In other words, I am very comfortable with people who perform a service expecting payment for their services rendered. And I am very comfortable with a business utilizing payment plans to obtain said payments for said services.


Do you recognise that most Americans do have houses and want to keep them?

Then they should be sure to make their monthly payments on their debt.
 
Yes. I am comfortable with paying my debts to a debtor in a monthly fashion. I am comfortable with a business (i.e., a hospital) deciding to offer me a service at a price and I am comfortable with negotiating a payment plan to pay for said service I received from them. I am also comfortable with a business (i.e., a hospital) deciding they don't wish to offer a service to me - for any reason whatsoever. And, I am comfortable, should that ever be the case, with appealing to charities -that I have likely donated to over the years - for assistance.

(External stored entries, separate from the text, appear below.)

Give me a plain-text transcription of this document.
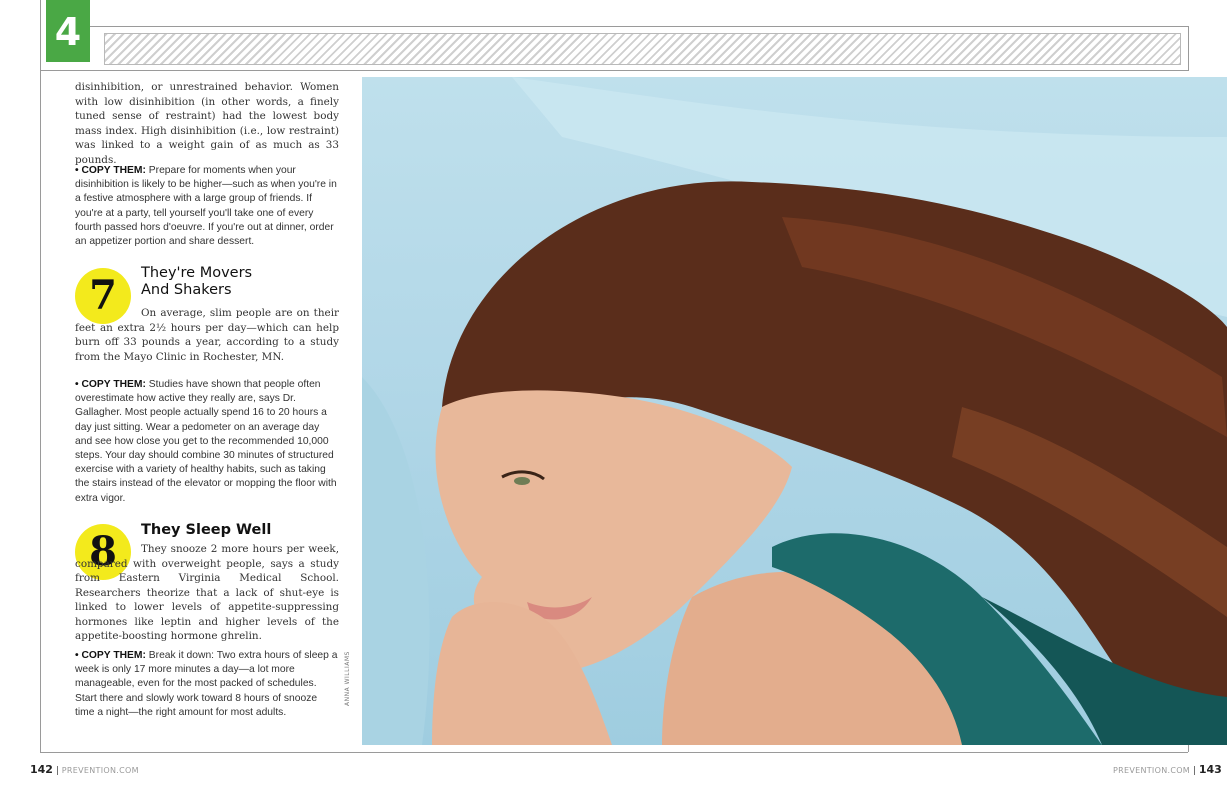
4
ANNA WILLIAMS

disinhibition, or unrestrained behavior. Women with low disinhibition (in other words, a finely tuned sense of restraint) had the lowest body mass index. High disinhibition (i.e., low restraint) was linked to a weight gain of as much as 33 pounds.

• COPY THEM: Prepare for moments when your disinhibition is likely to be higher—such as when you're in a festive atmosphere with a large group of friends. If you're at a party, tell yourself you'll take one of every fourth passed hors d'oeuvre. If you're out at dinner, order an appetizer portion and share dessert.

7	They're Movers
And Shakers

On average, slim people are on their feet an extra 2½ hours per day—which can help burn off 33 pounds a year, according to a study from the Mayo Clinic in Rochester, MN.

• COPY THEM: Studies have shown that people often overestimate how active they really are, says Dr. Gallagher. Most people actually spend 16 to 20 hours a day just sitting. Wear a pedometer on an average day and see how close you get to the recommended 10,000 steps. Your day should combine 30 minutes of structured exercise with a variety of healthy habits, such as taking the stairs instead of the elevator or mopping the floor with extra vigor.

8	They Sleep Well

They snooze 2 more hours per week, compared with overweight people, says a study from Eastern Virginia Medical School. Researchers theorize that a lack of shut-eye is linked to lower levels of appetite-suppressing hormones like leptin and higher levels of the appetite-boosting hormone ghrelin.

• COPY THEM: Break it down: Two extra hours of sleep a week is only 17 more minutes a day—a lot more manageable, even for the most packed of schedules. Start there and slowly work toward 8 hours of snooze time a night—the right amount for most adults.

142 | PREVENTION.COM	PREVENTION.COM | 143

In other words, I am very comfortable with people who perform a service expecting payment for their services rendered. And I am very comfortable with a business utilizing payment plans to obtain said payments for said services.




Then they should be sure to make their monthly payments on their debt.

Thank you,

are you comfortable with being refused by a charity for whatever reason?


Are you quite sure this easy answer is applicable to all circumstances?
 
Due to the assumed intellectual characteristics of the users on this forum due to your pursuit of "intellectual" debate, most of you probably have jobs and already have healthcare, I was interested in real numbers on the consumer base of the public option. Please vote truthfully.

There isn't going to be a public option...it was taken off the bill.
 
Thank you,

are you comfortable with being refused by a charity for whatever reason?


Are you quite sure this easy answer is applicable to all circumstances?

There is no answer that applies to all circumstances. At best you can come up with many general answers for typical or predictable circumstances, but no one single answer will ever cover everything.
 
There is no answer that applies to all circumstances. At best you can come up with many general answers for typical or predictable circumstances, but no one single answer will ever cover everything.

Are you sure Jerry?

After all, so many Americans seem to think as riverrat does that ;

Then they should be sure to make their monthly payments on their debt.

So many people cant be this idiotic can they? or can they?